Hunter Biden agrees to private deposition with Republicans after months of defiance

Hunter Biden, President Joe Biden's son, accompanied by his attorney Abbe Lowell, left, talks to reporters as they leave a House Oversight Committee hearing as Republicans are taking the first step toward holding him in contempt of Congress, Wednesday, Jan. 10, 2024, on Capitol Hill in Washington. (AP Photo/Jose Luis Magana)

WASHINGTON — Hunter Biden has agreed to appear before House Republicans for a private deposition next month, ending months of defiance from the president’s son, who had insisted on testifying publicly.

The House Oversight Committee announced Thursday that the two parties have agreed for Hunter Biden to sit for a deposition on Feb. 28.


“The president’s son is a key witness in this investigation and he’s gonna be able to come in now and sit down and answer questions in a substantive, orderly manner,” Rep. James Comer, chair of the Oversight Committee, told reporters.
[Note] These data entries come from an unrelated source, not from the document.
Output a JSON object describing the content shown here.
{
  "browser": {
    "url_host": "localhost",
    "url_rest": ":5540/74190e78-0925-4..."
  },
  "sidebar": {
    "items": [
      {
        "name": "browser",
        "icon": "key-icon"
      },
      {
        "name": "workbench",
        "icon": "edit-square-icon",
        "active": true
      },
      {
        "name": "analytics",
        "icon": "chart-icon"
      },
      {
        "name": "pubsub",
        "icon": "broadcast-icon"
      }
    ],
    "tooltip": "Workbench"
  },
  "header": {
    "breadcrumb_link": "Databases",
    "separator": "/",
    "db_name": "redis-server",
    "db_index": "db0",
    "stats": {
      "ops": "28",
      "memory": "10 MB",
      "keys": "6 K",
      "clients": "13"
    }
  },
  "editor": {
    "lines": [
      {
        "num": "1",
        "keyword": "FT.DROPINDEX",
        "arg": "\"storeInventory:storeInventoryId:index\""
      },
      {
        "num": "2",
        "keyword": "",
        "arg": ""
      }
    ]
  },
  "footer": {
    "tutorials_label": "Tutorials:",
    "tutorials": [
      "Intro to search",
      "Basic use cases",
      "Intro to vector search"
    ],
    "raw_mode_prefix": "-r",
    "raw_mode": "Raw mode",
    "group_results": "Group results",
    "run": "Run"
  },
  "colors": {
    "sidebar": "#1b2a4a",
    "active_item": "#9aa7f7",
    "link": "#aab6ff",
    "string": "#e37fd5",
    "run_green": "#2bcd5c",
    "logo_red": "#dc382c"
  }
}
He added that Hunter Biden will be able to testify publicly sometime after his deposition.

News of the agreement was confirmed by Hunter Biden’s legal team Thursday night.

Republicans had been set to advance a contempt resolution against him to the House floor this week but called it off Tuesday to give the attorneys additional time to negotiate. If they had voted on the contempt resolution, the referral would have been sent to the Justice Department where the U.S. attorney for the District of Columbia would have had to decide whether to prosecute Hunter Biden.

The agreement concludes months of contentious back-and-forth between President Joe Biden’s son and Republicans who have been investigating his overseas business dealings for over a year in a so far futile effort to connect it to his father.

Republicans, led by Comer and Jordan, first subpoenaed the younger Biden in November, demanding that he appear before lawmakers in a private setting by mid-December. Biden and his attorneys refused to comply with the private interview, saying that it would allow information to be selectively leaked and manipulated by House Republicans and insisted that he would only testify in a public setting.

When Republicans denied those terms, Hunter Biden and his attorneys made two separate appearances at the U.S. Capitol, further angering congressional investigators.